On March 20, 2025, Williams was removed from the 40-man roster and sent outright to Triple-A Gwinnett. On May 9, the Braves selected Williams' contract, adding him to their active roster. He was designated for assignment by the team on September 4. On September 6, Williams cleared waivers and was sent outright to Triple-A Gwinnett. On September 14, the Braves added Williams back to their active roster. In 39 total appearances for Atlanta, he slashed .129/.176/.194 with five RBI and five stolen bases. On October 1, Williams was removed from the 40-man roster and sent outright to Gwinnett; he elected free agency the following day.
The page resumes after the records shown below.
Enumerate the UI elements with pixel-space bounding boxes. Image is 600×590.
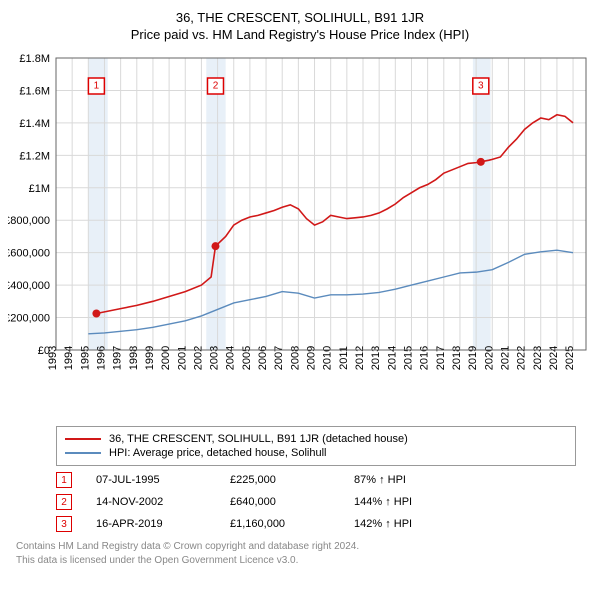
x-tick-label: 2003 [209,346,221,370]
legend: 36, THE CRESCENT, SOLIHULL, B91 1JR (det… [56,426,576,466]
sale-marker-number: 2 [213,81,219,92]
x-tick-label: 1993 [47,346,59,370]
y-tick-label: £400,000 [8,280,50,292]
sale-marker: 1 [56,472,72,488]
sale-row: 1 07-JUL-1995 £225,000 87% ↑ HPI [56,472,576,488]
x-tick-label: 2008 [289,346,301,370]
sale-point [92,310,100,318]
x-tick-label: 1996 [95,346,107,370]
y-tick-label: £1.2M [19,150,50,162]
x-tick-label: 2021 [499,346,511,370]
chart-svg: £0£200,000£400,000£600,000£800,000£1M£1.… [8,50,592,420]
x-tick-label: 2019 [467,346,479,370]
sale-marker-number: 1 [94,81,100,92]
x-tick-label: 2007 [273,346,285,370]
x-tick-label: 2006 [257,346,269,370]
x-tick-label: 2016 [419,346,431,370]
y-tick-label: £600,000 [8,248,50,260]
sale-band [473,58,491,350]
sale-date: 07-JUL-1995 [96,474,206,486]
y-tick-label: £1.8M [19,53,50,65]
x-tick-label: 2005 [241,346,253,370]
y-tick-label: £1.6M [19,85,50,97]
y-tick-label: £1M [29,183,50,195]
legend-item: HPI: Average price, detached house, Soli… [65,447,567,459]
attribution-footer: Contains HM Land Registry data © Crown c… [16,540,592,568]
chart: £0£200,000£400,000£600,000£800,000£1M£1.… [8,50,592,420]
x-tick-label: 2001 [176,346,188,370]
x-tick-label: 1999 [144,346,156,370]
legend-label: HPI: Average price, detached house, Soli… [109,447,327,459]
x-tick-label: 2023 [532,346,544,370]
y-tick-label: £200,000 [8,313,50,325]
sale-row: 3 16-APR-2019 £1,160,000 142% ↑ HPI [56,516,576,532]
x-tick-label: 2012 [354,346,366,370]
legend-swatch [65,438,101,440]
x-tick-label: 1998 [128,346,140,370]
sale-price: £1,160,000 [230,518,330,530]
x-tick-label: 2000 [160,346,172,370]
x-tick-label: 2018 [451,346,463,370]
x-tick-label: 2014 [386,346,398,370]
x-tick-label: 1997 [112,346,124,370]
x-tick-label: 2024 [548,346,560,370]
x-tick-label: 1995 [79,346,91,370]
legend-swatch [65,452,101,454]
x-tick-label: 2004 [225,346,237,370]
footer-line-2: This data is licensed under the Open Gov… [16,554,592,568]
footer-line-1: Contains HM Land Registry data © Crown c… [16,540,592,554]
legend-item: 36, THE CRESCENT, SOLIHULL, B91 1JR (det… [65,433,567,445]
sale-point [211,242,219,250]
sale-price: £225,000 [230,474,330,486]
y-tick-label: £1.4M [19,118,50,130]
sale-point [477,158,485,166]
sale-date: 16-APR-2019 [96,518,206,530]
legend-label: 36, THE CRESCENT, SOLIHULL, B91 1JR (det… [109,433,408,445]
x-tick-label: 2015 [402,346,414,370]
sales-table: 1 07-JUL-1995 £225,000 87% ↑ HPI 2 14-NOV-200… [56,472,576,532]
sale-price: £640,000 [230,496,330,508]
sale-pct-vs-hpi: 142% ↑ HPI [354,518,464,530]
x-tick-label: 1994 [63,346,75,370]
x-tick-label: 2017 [435,346,447,370]
x-tick-label: 2013 [370,346,382,370]
x-tick-label: 2025 [564,346,576,370]
x-tick-label: 2002 [192,346,204,370]
x-tick-label: 2010 [322,346,334,370]
x-tick-label: 2022 [516,346,528,370]
sale-marker-number: 3 [478,81,484,92]
x-tick-label: 2009 [306,346,318,370]
sale-pct-vs-hpi: 87% ↑ HPI [354,474,464,486]
sale-row: 2 14-NOV-2002 £640,000 144% ↑ HPI [56,494,576,510]
sale-band [206,58,225,350]
chart-title: 36, THE CRESCENT, SOLIHULL, B91 1JR [8,10,592,25]
sale-marker: 2 [56,494,72,510]
x-tick-label: 2020 [483,346,495,370]
sale-pct-vs-hpi: 144% ↑ HPI [354,496,464,508]
sale-marker: 3 [56,516,72,532]
y-tick-label: £800,000 [8,215,50,227]
sale-date: 14-NOV-2002 [96,496,206,508]
chart-subtitle: Price paid vs. HM Land Registry's House … [8,27,592,42]
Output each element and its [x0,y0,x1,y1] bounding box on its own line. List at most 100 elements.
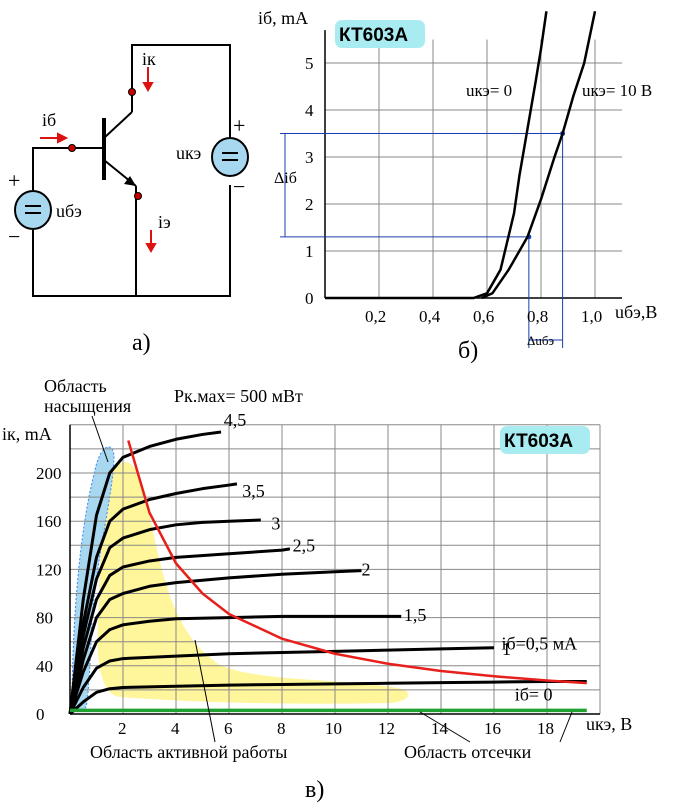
output-chart-badge [500,426,590,454]
minus-sign-1: − [8,224,20,249]
output-x-tick-label: 14 [431,719,449,738]
ik-label: iк [142,49,156,69]
output-curve-ib [68,430,222,715]
collector-terminal [128,88,136,96]
output-curve-label: 1 [502,639,511,659]
caption-b: б) [458,338,478,364]
ib-arrowhead-icon [57,132,69,144]
active-region-area [97,462,409,704]
output-chart-ylabel: iк, mA [2,424,52,444]
output-chart-ticks: 0 40 80 120 160 200 2 4 6 8 10 12 14 16 18 4,5 3,5 3 2,5 2 1… [36,410,577,738]
caption-a: а) [132,330,151,356]
plus-sign-2: + [233,113,245,138]
pmax-hyperbola [127,440,587,685]
output-chart-xlabel: uкэ, В [586,714,632,734]
curve-label-uce0: uкэ= 0 [466,81,512,100]
saturation-label-line1: Область [44,376,107,396]
input-x-tick-label: 0,4 [419,307,441,326]
delta-ib-label: Δiб [274,170,297,187]
output-x-tick-label: 6 [224,719,233,738]
input-x-tick-label: 0,2 [365,307,386,326]
output-y-tick-label: 40 [36,657,53,676]
output-x-tick-label: 18 [537,719,554,738]
ie-label: iэ [158,212,171,232]
output-curve-ib [68,614,402,715]
source-uce-icon [211,137,249,177]
input-x-tick-label: 0,6 [473,307,494,326]
output-curve-ib [68,482,238,715]
input-y-tick-label: 2 [305,195,314,214]
input-curve-uce0 [325,11,548,300]
collector-wire [131,44,231,148]
output-y-tick-label: 120 [36,560,62,579]
transistor-collector-leg [103,111,133,139]
output-curve-label: iб=0,5 мА [501,633,577,653]
output-y-tick-label: 0 [36,705,45,724]
minus-sign-2: − [233,174,245,199]
input-y-tick-label: 1 [305,242,314,261]
output-curve-ib [68,569,362,715]
output-curve-ib [68,679,587,716]
output-curve-label: 2,5 [293,535,316,555]
output-x-tick-label: 2 [118,719,127,738]
output-curve-label: iб= 0 [515,685,553,705]
input-y-tick-label: 4 [305,101,314,120]
output-curve-label: 1,5 [404,605,427,625]
input-y-tick-label: 5 [305,54,314,73]
output-chart-badge-text: КТ603А [504,431,573,452]
output-curve-ib [68,547,291,715]
input-characteristic-chart: 0 1 2 3 4 5 0,2 0,4 0,6 0,8 1,0 [280,11,622,348]
base-wire [32,147,104,190]
input-x-tick-label: 1,0 [581,307,602,326]
output-curve-label: 4,5 [224,410,247,430]
saturation-pointer [91,415,109,463]
delta-ube-label: Δuбэ [527,333,554,348]
output-x-tick-label: 4 [171,719,180,738]
output-x-tick-label: 16 [484,719,501,738]
source-uce [211,137,249,177]
output-curve-label: 2 [362,559,371,579]
input-chart-ticks: 0 1 2 3 4 5 0,2 0,4 0,6 0,8 1,0 [305,54,602,326]
emitter-return-wire [136,185,231,297]
input-chart-badge [335,20,425,48]
curve-label-uce10: uкэ= 10 В [582,81,652,100]
saturation-label-line2: насыщения [44,396,131,416]
input-y-tick-label: 0 [305,289,314,308]
plus-sign-1: + [8,168,20,193]
active-region-pointer [194,639,216,743]
source-ube-icon [14,190,52,230]
output-x-tick-label: 10 [325,719,342,738]
emitter-arrow-icon [124,176,136,186]
output-y-tick-label: 160 [36,512,62,531]
ie-arrowhead-icon [145,243,157,254]
input-chart-ylabel: iб, mA [258,8,308,28]
ib-label: iб [42,110,56,130]
cutoff-region-label: Область отсечки [404,742,532,762]
transistor-circuit [32,44,231,297]
input-chart-badge-text: КТ603А [339,25,408,46]
ik-arrowhead-icon [142,82,154,93]
output-y-tick-label: 80 [36,609,53,628]
active-region-label: Область активной работы [90,742,287,762]
cutoff-pointer-2 [559,711,573,743]
input-chart-xlabel: uбэ,В [615,302,657,322]
uce-label: uкэ [176,143,202,163]
output-y-tick-label: 200 [36,464,62,483]
base-return-wire [32,200,137,297]
input-y-tick-label: 3 [305,148,314,167]
base-terminal [68,144,76,152]
input-x-tick-label: 0,8 [527,307,548,326]
output-curve-ib [68,646,495,715]
output-x-tick-label: 12 [378,719,395,738]
input-curve-uce10 [481,11,597,300]
output-curve-label: 3,5 [242,481,265,501]
pmax-label: Pк.мах= 500 мВт [174,386,303,406]
output-x-tick-label: 8 [277,719,286,738]
caption-c: в) [305,777,324,803]
cutoff-pointer-1 [419,711,471,743]
input-chart-grid [324,30,622,299]
output-chart-curves [68,430,587,716]
output-curve-label: 3 [271,514,280,534]
output-curve-ib [68,518,261,715]
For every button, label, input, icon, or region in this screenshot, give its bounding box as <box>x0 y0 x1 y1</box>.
On January 18, 2026, Williams re-signed with the Braves organization on a minor league contract. On April 11, his contract was selected by the Braves. On April 13, Williams was designated for assignment by Atlanta after going hitless in two appearances. He cleared waivers and elected free agency on April 15. The following day, Williams re-signed with the Braves organization on a minor league contract.

==International career==
In May 2021, Williams was named to the roster of the United States national baseball team for the qualifying tournament for the 2020 Summer Olympics. He started all four of Team USA's games and led the team with a .444 batting average (8–18), six runs scored, and six RBIs.

== Player profile ==
Williams is considered a utility player; he was inspired to take on a "super-utility" role after learning that Ben Zobrist spent 14 years in MLB while playing whatever position was asked of him. Williams' versatility on defense, as well as his speed, have also drawn praise from retired Los Angeles Angels manager Mike Scioscia, who wrote a scouting report that complimented Williams' ability to "run and do a lot of different things".

== Personal life ==
Williams has two brothers named Ike and Jake and a sister named Sami. Sami has played college softball for the Iowa State Cyclones, and in 2021, she became the first National Fastpitch Coaches Association All-American softball player in school history.